New methods for bounding the number of points on curves over finite fields

TL;DR

This paper introduces new upper bounds for the maximum number of rational points on algebraic curves over finite fields, providing exact values for specific cases and exploring related lattice and elliptic curve properties.

Contribution

It presents novel bounds for rational points on curves over finite fields and characterizes Frobenius polynomials for certain genus-12 curves, advancing understanding in algebraic geometry over finite fields.

Findings

N_4(7) = 21

N_8(5) = 29

Frobenius polynomial constraints for genus-12 curves over F_2

Abstract

We provide new upper bounds on N_q(g), the maximum number of rational points on a smooth absolutely irreducible genus-g curve over F_q, for many values of q and g. Among other results, we find that N_4(7) = 21 and N_8(5) = 29, and we show that a genus-12 curve over F_2 having 15 rational points must have characteristic polynomial of Frobenius equal to one of three explicitly given possibilities.
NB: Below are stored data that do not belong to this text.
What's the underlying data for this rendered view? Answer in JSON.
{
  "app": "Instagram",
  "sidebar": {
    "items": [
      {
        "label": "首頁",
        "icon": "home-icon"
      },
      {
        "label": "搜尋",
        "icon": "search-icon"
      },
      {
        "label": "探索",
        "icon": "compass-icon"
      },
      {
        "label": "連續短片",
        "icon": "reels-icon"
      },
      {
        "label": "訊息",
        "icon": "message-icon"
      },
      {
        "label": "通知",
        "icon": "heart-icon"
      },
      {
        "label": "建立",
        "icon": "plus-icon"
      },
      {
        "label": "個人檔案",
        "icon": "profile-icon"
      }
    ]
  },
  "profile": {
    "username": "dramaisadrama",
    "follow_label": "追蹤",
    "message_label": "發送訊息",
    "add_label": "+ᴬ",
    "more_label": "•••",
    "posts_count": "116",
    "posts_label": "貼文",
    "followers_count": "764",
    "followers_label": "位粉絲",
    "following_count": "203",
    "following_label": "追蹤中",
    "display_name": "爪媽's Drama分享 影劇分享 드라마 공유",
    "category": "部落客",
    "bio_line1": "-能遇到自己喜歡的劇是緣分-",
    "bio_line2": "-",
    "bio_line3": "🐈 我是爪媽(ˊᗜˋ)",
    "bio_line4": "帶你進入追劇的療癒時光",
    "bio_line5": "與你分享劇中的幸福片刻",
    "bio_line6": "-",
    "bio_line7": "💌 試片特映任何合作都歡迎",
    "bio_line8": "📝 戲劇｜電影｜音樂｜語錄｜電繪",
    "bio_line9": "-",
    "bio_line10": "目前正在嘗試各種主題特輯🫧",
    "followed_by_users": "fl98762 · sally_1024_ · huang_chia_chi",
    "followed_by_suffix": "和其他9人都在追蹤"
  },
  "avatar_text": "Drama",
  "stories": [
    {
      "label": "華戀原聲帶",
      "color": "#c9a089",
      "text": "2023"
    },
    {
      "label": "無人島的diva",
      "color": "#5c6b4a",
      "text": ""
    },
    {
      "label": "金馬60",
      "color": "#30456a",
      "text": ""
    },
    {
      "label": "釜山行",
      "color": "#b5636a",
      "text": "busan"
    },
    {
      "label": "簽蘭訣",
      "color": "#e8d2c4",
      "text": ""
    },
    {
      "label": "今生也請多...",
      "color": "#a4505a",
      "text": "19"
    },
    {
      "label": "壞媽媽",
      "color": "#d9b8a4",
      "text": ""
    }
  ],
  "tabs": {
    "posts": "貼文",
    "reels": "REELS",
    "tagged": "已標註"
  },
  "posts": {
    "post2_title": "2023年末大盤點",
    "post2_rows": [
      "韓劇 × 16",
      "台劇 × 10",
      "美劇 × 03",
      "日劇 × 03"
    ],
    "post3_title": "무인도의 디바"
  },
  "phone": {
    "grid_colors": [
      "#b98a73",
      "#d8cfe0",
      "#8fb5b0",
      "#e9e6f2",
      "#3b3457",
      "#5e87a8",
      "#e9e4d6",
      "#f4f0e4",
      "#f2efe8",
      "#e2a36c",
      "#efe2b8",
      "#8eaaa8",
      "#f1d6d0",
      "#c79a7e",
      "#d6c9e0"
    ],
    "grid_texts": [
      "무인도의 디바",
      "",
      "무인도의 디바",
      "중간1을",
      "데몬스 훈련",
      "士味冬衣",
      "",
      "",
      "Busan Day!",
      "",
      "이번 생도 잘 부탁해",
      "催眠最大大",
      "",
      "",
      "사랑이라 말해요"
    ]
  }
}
We also provide sharp upper bounds for the lengths of the shortest vectors in Hermitian lattices of small rank and determinant over the maximal orders of small imaginary quadratic fields of class number 1. Some of our intermediate results can be interpreted in terms of Mordell-Weil lattices of constant elliptic curves over one-dimensional function fields over finite fields. Using the Birch and Swinnerton-Dyer conjecture for such elliptic curves, we deduce lower bounds on the orders of certain Shafarevich-Tate groups.